Robert (Bob) Haveman passed away last week surrounded by his family in Madison, Wisconsin. Bob played a key part in my life and was a great mentor, teacher, and friend.

I met Bob in my last semester of college at the University of Wisconsin at Madison. I only needed to finish a few credits to earn my degree after which I would take a nine month break and then start graduate school. Bob was looking for a research assistant to help him on a variety of research projects centered on poverty, income inequality, and human capital generation.

I met with Bob several times a week in his office at the top of the La Follette building on the Wisconsin campus. The La Follette building is at the top of a hill near the Social Science building and is basically a big old house. Bob’s office was in the top floor and had these sloping ceilings and a great view of the lake. There were stacks of papers along the floor with cards above each one naming each project—it was a strategy I used for many years.

Bob taught me how to conduct research and how to actually apply the statistics I learned in classes and coursework. He showed me how to assemble a data set—this was in the days before you could just go to the website for the Economic Report of the President and download a big data file. I had to manually type—and triple-check—the data as I moved it from the paper book into the computer. He encouraged me to call government agencies and find missing or incomplete data sets—something that he would also tease me about years later saying that I was never afraid to get on the phone with someone I had never met and ask for help finding some obscure data series.

He always had a smile on his face. Looking back, I think that sometimes he wore a wry smile knowing there was something he was teaching me that I didn’t even know I was learning—a kind of inside joke that only he knew and that came with age and experience. He never lost his cool with me, even after I made an error or didn’t understand something I probably should have. He just kept supporting me and pushing me to do the best job I could.

In the first paper we wrote together—the first academic paper I ever wrote—he taught me how to write for research, how to work through the editing and review processes, and how to frame an economics argument. These are things that many just take for granted, but they take time, effort, and patience.

Bob was also a big sports fan. For a time, he was involved in the sports administration at the University. When the Badgers made the Rose Bowl in January of 1999 and I failed to get tickets, he was able to get a pair for me. He apologized that they weren’t great tickets and were somewhere in the student section. When I got to the game, I found the seats were right next to him and his family, on the 50 yard line, a few rows behind Ron Dayne’s family and a few rows in front of Governor Tommy Thompson.

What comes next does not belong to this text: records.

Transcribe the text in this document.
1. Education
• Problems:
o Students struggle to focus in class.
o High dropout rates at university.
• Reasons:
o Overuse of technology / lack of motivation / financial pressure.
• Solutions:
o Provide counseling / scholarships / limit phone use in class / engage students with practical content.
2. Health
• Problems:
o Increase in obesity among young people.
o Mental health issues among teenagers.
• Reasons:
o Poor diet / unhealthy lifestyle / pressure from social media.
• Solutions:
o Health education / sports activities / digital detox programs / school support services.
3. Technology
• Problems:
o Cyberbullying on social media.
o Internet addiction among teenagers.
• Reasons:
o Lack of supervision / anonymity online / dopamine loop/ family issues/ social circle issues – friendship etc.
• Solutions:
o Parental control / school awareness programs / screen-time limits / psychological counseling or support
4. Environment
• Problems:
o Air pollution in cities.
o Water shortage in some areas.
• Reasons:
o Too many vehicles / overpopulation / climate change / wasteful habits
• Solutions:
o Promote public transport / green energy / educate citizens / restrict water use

When I left Wisconsin for Baltimore and then Syracuse, Bob was always someone I could lean on for support and feedback. We continued to work together through the first couple of years after I left Madison, culminating in our book on human capital. Each year I would return to Madison for the UW Institute for Research on Poverty conference on poverty to talk about life, work, and economics. He would always invite me over to dinner at his home with his wife Bobbi and other luminaries in the field—he always made me feel like a colleague, not a student or research assistant.  

I owe a debt of gratitude to Bob for his mentorship and friendship over these many years. He looked out for me during some tough times in graduate school and in the early part of my career. He offered advice whenever needed and was a big fan of my work, be it in economics or in data visualization.

It goes without saying that I will miss Bob. He embodied the friendly, welcoming spirit of Madison and academic life on Lake Mendota.